The Namibian (Windhoek)

Namibia: Ohorongo Sounds Alarm Over Cement Imports

AN investment of more than N$2 billion in the Namibian economy and hundreds of jobs which were created in the process, could be at risk if infant industry protection cement import tariffs are not left in place. This is the warning from the managing director of Namibia's only cement manufacturer, Ohorongo Cement, in an affidavit filed with the High Court in Windhoek in the latest stage of a case in which a Chinese-owned cement importer wants to have the cement import duty declared invalid.

Ohorongo Cement has filed an application with the High Court in which it is asking to be allowed to join the case in which a cement importer, Jack's Trading CC, has sued the Minister of Finance and the Commissioner of Customs and Excise in connection with the tariffs which have been levied on cement imports into Namibia since July 27.

The Finance Minister and the Commissioner of Customs and Excise have lodged an appeal to the Supreme Court against the judgement in which High Court Judge Dave Smuts on August 31 declared the import duty as being of no force and effect.

Judge Smuts found that the wrong sequence of steps was followed in terms of the Customs and Excise Act of 1998 when the import duty was imposed.

With the appeal in effect suspending Judge Smuts's order, the import tariffs are remaining in place until the appeal has been decided. In the meantime, though, Jack's Trading CC has again approached the High Court, to ask that the August 31 judgement be put into operation while the appeal is pending.

Ohorongo Cement wants to oppose that application by Jack's Trading CC.

Ohorongo Cement has a direct and substantial interest in the case, the company's managing director, Hans-Wilhelm Schütte, states in his affidavit.

If the cement import duty falls away, Ohorongo Cement will be seriously prejudiced, he is warning.

"The absence of infant industry protection will jeopardise (Ohorongo Cement's) entire operations in Namibia and may result in the need to retrench employees and down-scale (or totally halt) operations," Schütte is claiming.

"(Ohorongo Cement's) significant investment in Namibia will be put at risk, with the concomitant knock-on effects upon the local and national economy."

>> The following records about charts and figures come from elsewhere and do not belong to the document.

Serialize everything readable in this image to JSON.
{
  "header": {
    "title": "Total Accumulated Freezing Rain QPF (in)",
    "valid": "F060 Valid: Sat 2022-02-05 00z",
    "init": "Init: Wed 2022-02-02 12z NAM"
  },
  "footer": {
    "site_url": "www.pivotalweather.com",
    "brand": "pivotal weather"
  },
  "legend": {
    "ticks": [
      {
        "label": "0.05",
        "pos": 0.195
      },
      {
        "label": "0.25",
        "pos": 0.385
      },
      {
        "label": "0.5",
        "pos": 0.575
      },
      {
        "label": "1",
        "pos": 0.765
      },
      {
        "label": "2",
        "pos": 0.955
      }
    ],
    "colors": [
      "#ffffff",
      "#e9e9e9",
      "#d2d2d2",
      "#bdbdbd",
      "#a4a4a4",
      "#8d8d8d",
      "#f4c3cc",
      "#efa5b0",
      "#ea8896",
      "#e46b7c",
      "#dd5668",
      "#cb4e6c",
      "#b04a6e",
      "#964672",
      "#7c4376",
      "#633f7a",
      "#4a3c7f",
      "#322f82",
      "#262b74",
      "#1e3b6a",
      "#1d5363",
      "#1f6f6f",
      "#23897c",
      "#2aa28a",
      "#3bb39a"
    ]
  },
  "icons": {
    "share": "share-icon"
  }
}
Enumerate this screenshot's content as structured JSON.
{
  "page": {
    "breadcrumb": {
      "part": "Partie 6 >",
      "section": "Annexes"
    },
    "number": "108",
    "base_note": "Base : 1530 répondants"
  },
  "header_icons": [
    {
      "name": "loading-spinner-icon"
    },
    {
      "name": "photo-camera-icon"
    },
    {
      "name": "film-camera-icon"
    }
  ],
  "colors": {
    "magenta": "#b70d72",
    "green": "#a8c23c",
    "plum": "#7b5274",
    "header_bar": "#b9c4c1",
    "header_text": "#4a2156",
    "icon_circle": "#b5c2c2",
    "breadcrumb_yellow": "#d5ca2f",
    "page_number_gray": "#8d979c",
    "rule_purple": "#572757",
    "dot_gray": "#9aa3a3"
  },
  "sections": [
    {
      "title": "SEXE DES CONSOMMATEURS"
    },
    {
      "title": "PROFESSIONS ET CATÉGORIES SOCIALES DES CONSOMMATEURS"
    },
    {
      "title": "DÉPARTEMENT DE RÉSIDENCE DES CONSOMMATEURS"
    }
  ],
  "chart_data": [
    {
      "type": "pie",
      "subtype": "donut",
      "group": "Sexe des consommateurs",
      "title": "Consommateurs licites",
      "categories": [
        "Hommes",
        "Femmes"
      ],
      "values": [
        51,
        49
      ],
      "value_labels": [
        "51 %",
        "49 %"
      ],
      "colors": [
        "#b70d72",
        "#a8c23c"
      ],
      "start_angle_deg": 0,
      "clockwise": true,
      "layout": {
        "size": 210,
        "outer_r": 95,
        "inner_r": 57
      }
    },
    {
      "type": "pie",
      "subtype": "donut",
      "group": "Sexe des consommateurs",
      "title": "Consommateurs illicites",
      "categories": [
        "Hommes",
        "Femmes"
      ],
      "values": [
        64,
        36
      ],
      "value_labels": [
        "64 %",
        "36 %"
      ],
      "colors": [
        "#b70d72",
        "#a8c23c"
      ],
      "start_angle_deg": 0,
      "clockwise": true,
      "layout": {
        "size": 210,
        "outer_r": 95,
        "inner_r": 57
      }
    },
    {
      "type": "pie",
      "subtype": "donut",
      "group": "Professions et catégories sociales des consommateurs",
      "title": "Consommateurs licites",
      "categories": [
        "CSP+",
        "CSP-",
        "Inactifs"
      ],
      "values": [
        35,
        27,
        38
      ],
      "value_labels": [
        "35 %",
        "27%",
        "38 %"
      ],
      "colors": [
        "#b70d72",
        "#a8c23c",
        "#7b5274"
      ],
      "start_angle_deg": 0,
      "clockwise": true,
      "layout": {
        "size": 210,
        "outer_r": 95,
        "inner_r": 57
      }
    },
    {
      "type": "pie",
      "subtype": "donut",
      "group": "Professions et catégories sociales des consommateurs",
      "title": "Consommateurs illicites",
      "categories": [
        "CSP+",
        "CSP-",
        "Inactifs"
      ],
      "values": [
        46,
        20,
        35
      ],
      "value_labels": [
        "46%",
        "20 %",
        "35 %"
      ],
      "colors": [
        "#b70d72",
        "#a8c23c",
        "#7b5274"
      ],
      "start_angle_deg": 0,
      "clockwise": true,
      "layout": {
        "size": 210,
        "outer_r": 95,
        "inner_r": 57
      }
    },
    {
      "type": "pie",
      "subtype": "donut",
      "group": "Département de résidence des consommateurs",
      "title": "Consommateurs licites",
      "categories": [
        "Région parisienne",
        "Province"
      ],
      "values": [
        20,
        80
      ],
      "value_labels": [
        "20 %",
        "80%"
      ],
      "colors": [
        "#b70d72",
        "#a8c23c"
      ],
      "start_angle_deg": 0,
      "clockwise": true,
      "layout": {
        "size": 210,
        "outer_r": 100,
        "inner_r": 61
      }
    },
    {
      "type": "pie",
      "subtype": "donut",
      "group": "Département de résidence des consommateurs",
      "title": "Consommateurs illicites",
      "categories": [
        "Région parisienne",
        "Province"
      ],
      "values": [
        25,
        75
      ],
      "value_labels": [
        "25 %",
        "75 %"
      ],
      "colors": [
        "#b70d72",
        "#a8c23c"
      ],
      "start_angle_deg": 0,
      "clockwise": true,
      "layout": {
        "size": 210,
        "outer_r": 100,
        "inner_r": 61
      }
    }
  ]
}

The company, which has set up a cement manufacturing plant between Otavi and Tsumeb, has invested about N$2,25 billion in Namibia, Schütte says. A sister company of Ohorongo Cement, Energy for Future, which is involved in harvesting invader bush and turning this into a replacement fuel for coal, has invested about N$200 million, he says.

Ohorongo Cement employs 316 people at the moment. Through the company's wider impact on the Namibian economy it has created about 2 000 jobs in total, according to Schütte.

Finance Minister Saara Kuugongelwa-Amadhila imposed an import duty of 60 per cent on cement with effect from July 27. The rate of 60 per cent would be in force until 2014. In 2015, the import tariff would be lowered to 50 per cent, while it would drop further to 42 per cent in 2016, 24 per cent in 2017, and 12 per cent in 2018.

Infant industry protection, which is allowed under the 2002 Southern African Customs Union agreement, was a precondition for the decision to establish Ohorongo Cement's plant in Namibia, Schütte says in his affidavit.

Ohorongo Cement has been producing cement since February last year, and its plant has the capacity to produce about 700 000 tons of cement a year, he says.

With Namibia's domestic demand for cement estimated at about 500 000 tons a year, Ohorongo would be able to meet the country's cement needs and turn Namibia into an cement exporter, Schütte states.

However, given Ohorongo's costs and scale of production, as well as domestic demand, it is difficult to compete in price with cement imported into Namibia, he says.

If the import duty falls away, "the possibility exists that (Ohorongo Cement) will close down as (it) will be unable to repay interest and capital amounts to its long term lenders and various financial institutions", he also claims.

Schütte adds: "The loss of infant industry protection will send a negative signal to potential foreign and domestic investors."

In his latest affidavit filed with the court, the majority member of Jack's Trading CC, Yuequan Jack Huang, states that he has signed a four-year contract to import 180 000 tons of cement a year into Namibia.

A shipment of 16 000 tons of cement from China is now on its way to Namibia, and he would have to pay an import duty of about N$4,7 million on that if the import tariffs remain in effect pending the appeal to the Supreme Court, Huang says.

A date for the hearing of the two applications must still be set.